The present results bear on the interpretation of previous animal data in which elevations in ASR amplitude following various manipulations have been proposed, or implied (e.g., through use of the term hyperacusis-like) to be related to hyperacusis (Ison et al. 2007; Turner and Parrish 2008; Sun et al. 2009; Sun et al. 2012; Hickox and Liberman 2014; Chen et al. 2013; Salloum et al. 2014). The present human data indicate that ASR elevation reflects only one of the multiple dimensions comprising the complex clinical condition that is hyperacusis (Anari et al. 1999; Tyler et al. 2014). There are of course differences between the animal and human ASR work, including species and the particular muscular response being measured (whole body response vs. eye-blink). However, the most straightforward conclusion to draw is that the elevations in ASR seen in experimental animals do not reflect hyperacusis in toto, but rather reflect one aspect of hyperacusis, namely reduced LDL.
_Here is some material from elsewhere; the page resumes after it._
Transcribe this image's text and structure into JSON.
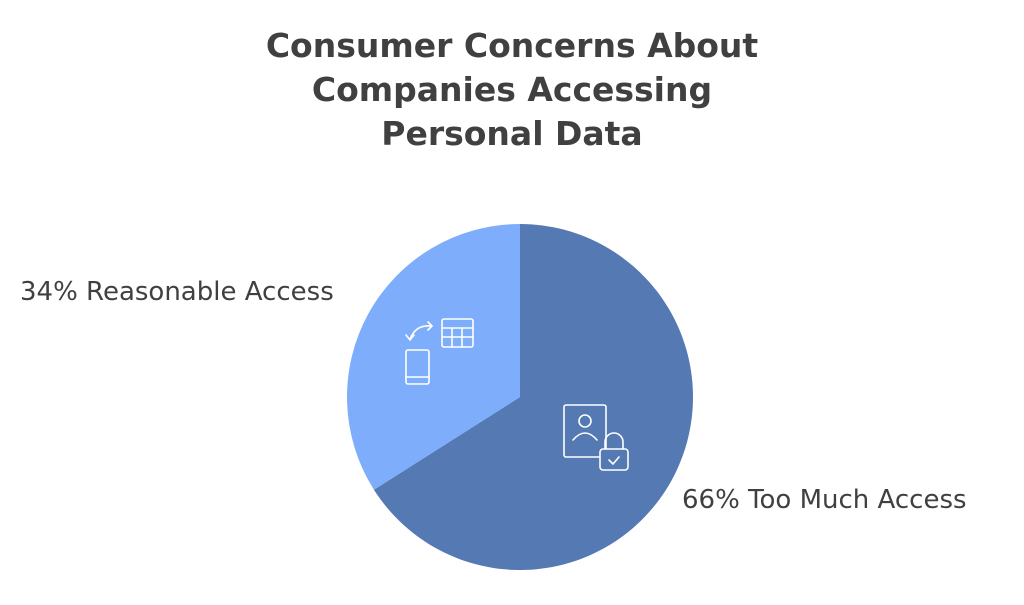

ASR as an Objective Indicator of LDL

The correlations between LDL and ASR amplitude/ threshold suggest that the ASR might provide an objective indication of LDL. However, the correlations, while statistically significant, are not high enough that the ASR can be used as an accurate “read-out” of LDL in individuals. Instead, the data indicate that the ASR can be used to divide subjects into broad LDL categories as illustrated in Figure 9A, where subjects with ASR amplitude above the median have significantly lower LDLs than subjects with ASR amplitude below the median. Figure 9B shows a similarly significant difference in LDL for subjects distinguished based on ASR threshold. The present human data, and the proof-of-concept they provide, make a good case for using ASR amplitude (or ASR threshold) to distinguish groups of experimental animals with lower and higher LDLs.

FIG. 9.

ASR amplitude (A) and ASR threshold (B) can be used to define subject groups differing significantly in LDL. Subjects were grouped by whether their ASR amplitude (threshold) lay above the median for all subjects, or at or below the median. Mean LDL for the noise stimulus for each group is indicated by the gray bars. Symbols correspond to individuals. Filled symbols: tinnitus. Open symbols: no tinnitus. Circles: men. Squares: women. Upward arrows indicate plotted LDL value was a lower bound on the measurement. Asterisks denote significance of Mann–Whitney tests: U(50) = 88 and 133 in noise and quiet, respectively, ****p < 0.0001. Session 1 data.

Compliance with Ethical Standards

Conflict of Interest

The authors declare that they have no conflict of interest.